The measurement system is used to measure the measured characteristics quantitatively or qualitative evaluation A collection of instruments or measuring tools, standards, operations, methods, fixtures, software, personnel, environment and assumptions; The whole process used to obtain measurement results. In the ISO/TS16949 standard, a measurement systems analysis method (MSA for short) is provided, which is one of the five manuals of the standard.
Measurement system analysis There is also special software for analysis. ·Determine whether the data used is reliable:
·Evaluate new measuring instruments
·Compare two different measurement methods
·Evaluate the measurement methods that may have problems
·Identify and resolve measurement system errors
1) Measuring tool: any device used to obtain measurement results.
2) Measurement system:
Measuring tool (equipment)
Surveyor
Measured workpiece ( parts ) Procedure, methods
Interaction of the above points
The ideal measurement system should only produce "correct" measurement results each time it is used. Each measurement result should always be consistent with a standard value. A measurement system that can produce ideal measurement results should have the statistical characteristics of zero variance, zero bias and zero probability of error classification of any measured product.
Statistical characteristics of the measurement system
1. The measurement system must be under statistical control, which means that the variation in the measurement system can only be caused by ordinary reasons rather than special reasons. This can be called statistical stability.
2. The variation of the measurement system must be smaller than that of the manufacturing process.
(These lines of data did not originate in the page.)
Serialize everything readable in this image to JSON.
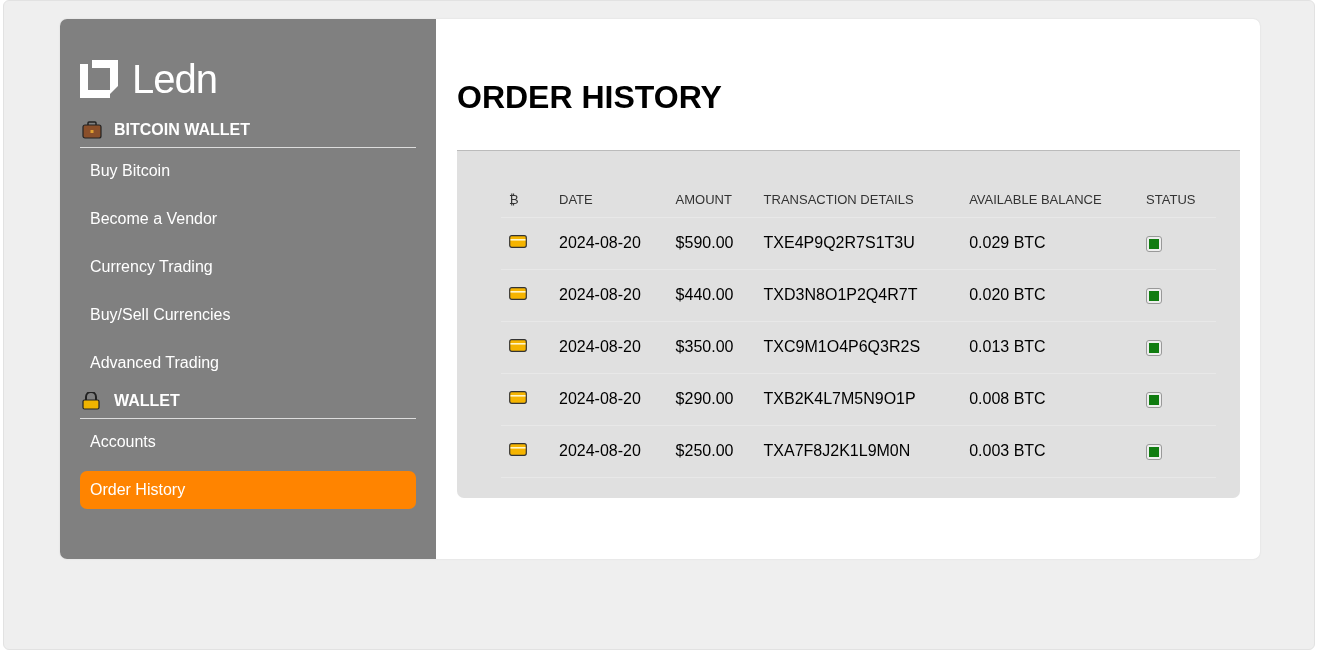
{
  "logo": {
    "text": "Ledn"
  },
  "sidebar": {
    "sections": [
      {
        "title": "BITCOIN WALLET",
        "kind": "briefcase",
        "items": [
          {
            "label": "Buy Bitcoin",
            "selected": false
          },
          {
            "label": "Become a Vendor",
            "selected": false
          },
          {
            "label": "Currency Trading",
            "selected": false
          },
          {
            "label": "Buy/Sell Currencies",
            "selected": false
          },
          {
            "label": "Advanced Trading",
            "selected": false
          }
        ]
      },
      {
        "title": "WALLET",
        "kind": "lock",
        "items": [
          {
            "label": "Accounts",
            "selected": false
          },
          {
            "label": "Order History",
            "selected": true
          }
        ]
      }
    ]
  },
  "page": {
    "title": "ORDER HISTORY"
  },
  "table": {
    "columns": [
      "₿",
      "DATE",
      "AMOUNT",
      "TRANSACTION DETAILS",
      "AVAILABLE BALANCE",
      "STATUS"
    ],
    "rows": [
      {
        "date": "2024-08-20",
        "amount": "$590.00",
        "details": "TXE4P9Q2R7S1T3U",
        "balance": "0.029 BTC",
        "color": "#107c10"
      },
      {
        "date": "2024-08-20",
        "amount": "$440.00",
        "details": "TXD3N8O1P2Q4R7T",
        "balance": "0.020 BTC",
        "color": "#107c10"
      },
      {
        "date": "2024-08-20",
        "amount": "$350.00",
        "details": "TXC9M1O4P6Q3R2S",
        "balance": "0.013 BTC",
        "color": "#107c10"
      },
      {
        "date": "2024-08-20",
        "amount": "$290.00",
        "details": "TXB2K4L7M5N9O1P",
        "balance": "0.008 BTC",
        "color": "#107c10"
      },
      {
        "date": "2024-08-20",
        "amount": "$250.00",
        "details": "TXA7F8J2K1L9M0N",
        "balance": "0.003 BTC",
        "color": "#107c10"
      }
    ]
  }
}
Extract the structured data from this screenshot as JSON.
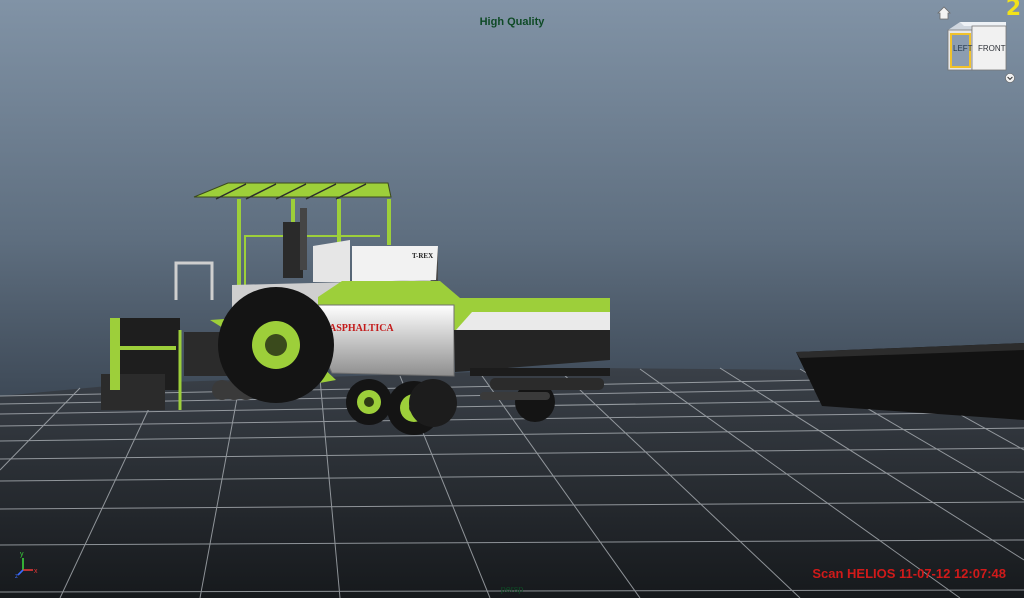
{
  "viewport": {
    "hud_title": "High Quality",
    "camera_label": "persp",
    "scan_stamp": "Scan HELIOS 11-07-12 12:07:48",
    "layer_number": "2"
  },
  "viewcube": {
    "face_left": "LEFT",
    "face_front": "FRONT"
  },
  "model": {
    "brand_top": "T-REX",
    "brand_side": "ASPHALTICA"
  },
  "axis_gizmo": {
    "y": "y",
    "x": "x",
    "z": "z"
  },
  "colors": {
    "machine_green": "#9dcf3a",
    "hud_text": "#0f4a26",
    "stamp_red": "#d11a1a",
    "layer_yellow": "#f2e21a"
  },
  "icons": [
    "home-icon",
    "viewcube-icon",
    "chevron-down-icon",
    "axis-gizmo-icon"
  ]
}
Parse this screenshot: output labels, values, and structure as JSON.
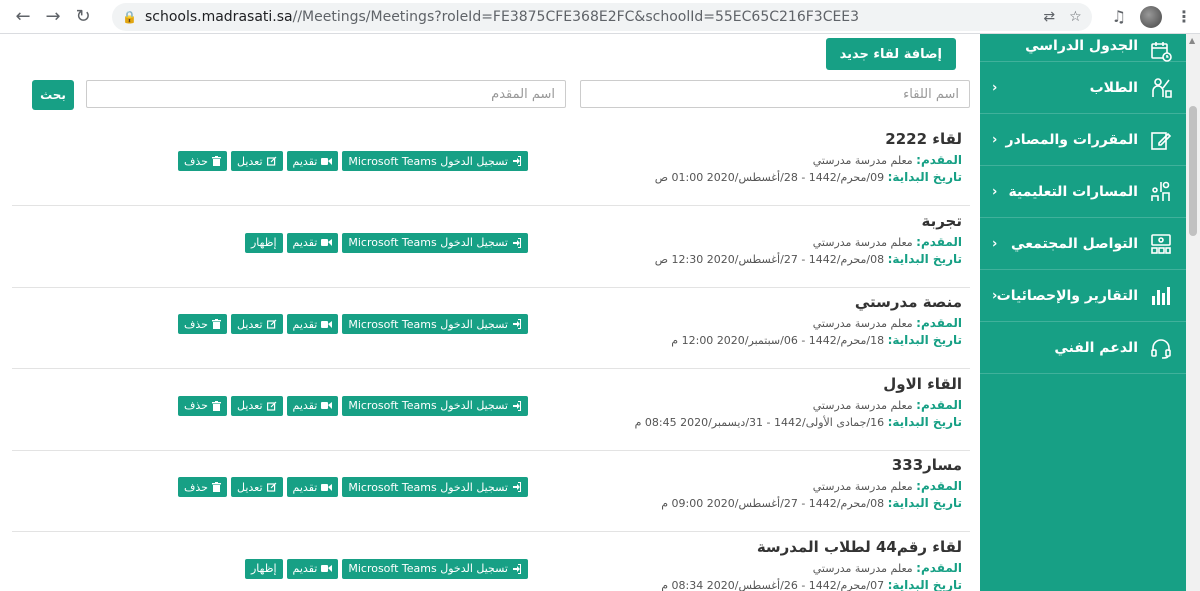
{
  "browser": {
    "url_host": "schools.madrasati.sa",
    "url_path": "//Meetings/Meetings?roleId=FE3875CFE368E2FC&schoolId=55EC65C216F3CEE3"
  },
  "sidebar": {
    "items": [
      {
        "label": "الجدول الدراسي",
        "icon": "calendar-icon",
        "chevron": false
      },
      {
        "label": "الطلاب",
        "icon": "student-icon",
        "chevron": true
      },
      {
        "label": "المقررات والمصادر",
        "icon": "edit-icon",
        "chevron": true
      },
      {
        "label": "المسارات التعليمية",
        "icon": "classroom-icon",
        "chevron": true
      },
      {
        "label": "التواصل المجتمعي",
        "icon": "community-icon",
        "chevron": true
      },
      {
        "label": "التقارير والإحصائيات",
        "icon": "bar-chart-icon",
        "chevron": true
      },
      {
        "label": "الدعم الفني",
        "icon": "headset-icon",
        "chevron": false
      }
    ]
  },
  "toolbar": {
    "add_label": "إضافة لقاء جديد",
    "meeting_name_placeholder": "اسم اللقاء",
    "presenter_placeholder": "اسم المقدم",
    "search_label": "بحث"
  },
  "labels": {
    "presenter": "المقدم:",
    "start": "تاريخ البداية:",
    "login": "تسجيل الدخول Microsoft Teams",
    "present": "تقديم",
    "edit": "تعديل",
    "delete": "حذف",
    "show": "إظهار"
  },
  "meetings": [
    {
      "title": "لقاء 2222",
      "presenter": "معلم مدرسة مدرستي",
      "start": "09/محرم/1442 - 28/أغسطس/2020 01:00 ص",
      "mode": "edit"
    },
    {
      "title": "تجربة",
      "presenter": "معلم مدرسة مدرستي",
      "start": "08/محرم/1442 - 27/أغسطس/2020 12:30 ص",
      "mode": "show"
    },
    {
      "title": "منصة مدرستي",
      "presenter": "معلم مدرسة مدرستي",
      "start": "18/محرم/1442 - 06/سبتمبر/2020 12:00 م",
      "mode": "edit"
    },
    {
      "title": "القاء الاول",
      "presenter": "معلم مدرسة مدرستي",
      "start": "16/جمادى الأولى/1442 - 31/ديسمبر/2020 08:45 م",
      "mode": "edit"
    },
    {
      "title": "مسار333",
      "presenter": "معلم مدرسة مدرستي",
      "start": "08/محرم/1442 - 27/أغسطس/2020 09:00 م",
      "mode": "edit"
    },
    {
      "title": "لقاء رقم44 لطلاب المدرسة",
      "presenter": "معلم مدرسة مدرستي",
      "start": "07/محرم/1442 - 26/أغسطس/2020 08:34 م",
      "mode": "show"
    }
  ],
  "colors": {
    "accent": "#17a085"
  }
}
3. The variation shall be less than Tolerance zone 。 four measurement accuracy It shall be higher than the one with higher accuracy in process variation and tolerance zone. Generally, the measurement accuracy is one tenth of the one with higher accuracy in process variation and tolerance zone. 5. The statistical characteristics of the measurement system may change with the change of the measured items. If so, the maximum variation of the measurement system should be less than the smaller of the process variation and the tolerance zone.
Standards for measurement system analysis
1. National standards;
2. First level standards (connecting national standards with private companies, scientific research institutions, etc.);
3. Level II standards (transferred from Level I standards to Level II standards);
4. Working standard (transferred from the second level standard to the working standard).
ArcGIS measurement system
Spatial Analyst does not distinguish between four different types of measured values when processing or operating values. ratio Values can perform most mathematical operations, but if multiplication, division, or square root operations are performed on interval values, ordinal values, and nominal values, the results are usually meaningless. On the other hand, it is meaningful to perform subtraction, addition, and Boolean operations on interval values and ordinal values. raster data Attribute processing within sets and between raster data sets is most efficient when using nominal measurement systems. ratio
The value of the ratio measurement system is expressed as a linear proportion of a value to a fixed zero point. These values can be mathematically manipulated to produce predictable and meaningful results. Examples of ratio measurements include age, distance, weight, and volume.
interval
Time, calendar year, Fahrenheit scale, and pH are examples of interval measurements. These values are linearly calibrated, but they are not proportional to the true zero in time or space. Since there is no real zero point, the exact value of ratio and proportion is not significant, although it is possible to compare the measured values relatively.
Ordinal number
The order value can determine the position. These measurements can show positions (such as the first, second, and third), but do not establish magnitude or relative scale. It is impossible to indicate the degree of good, bad, beautiful, healthy or strong things by ordinal numbers. For example, the speed of the first ranked athlete in a competition may not be twice that of the second ranked athlete. It is impossible to know how much faster the first runner is than the second runner just by distinguishing the winner from the position.
nominal
The values associated with this measurement system are used to distinguish between instances. These values can also establish groups, classes, members, or categories associated with objects. These values represent traits rather than quantities, so they are independent of fixed points or linear proportions. A coding scheme for land use, soil type or any other attribute can be used as nominal measurements. Other nominal values include social security number, postal code and telephone number.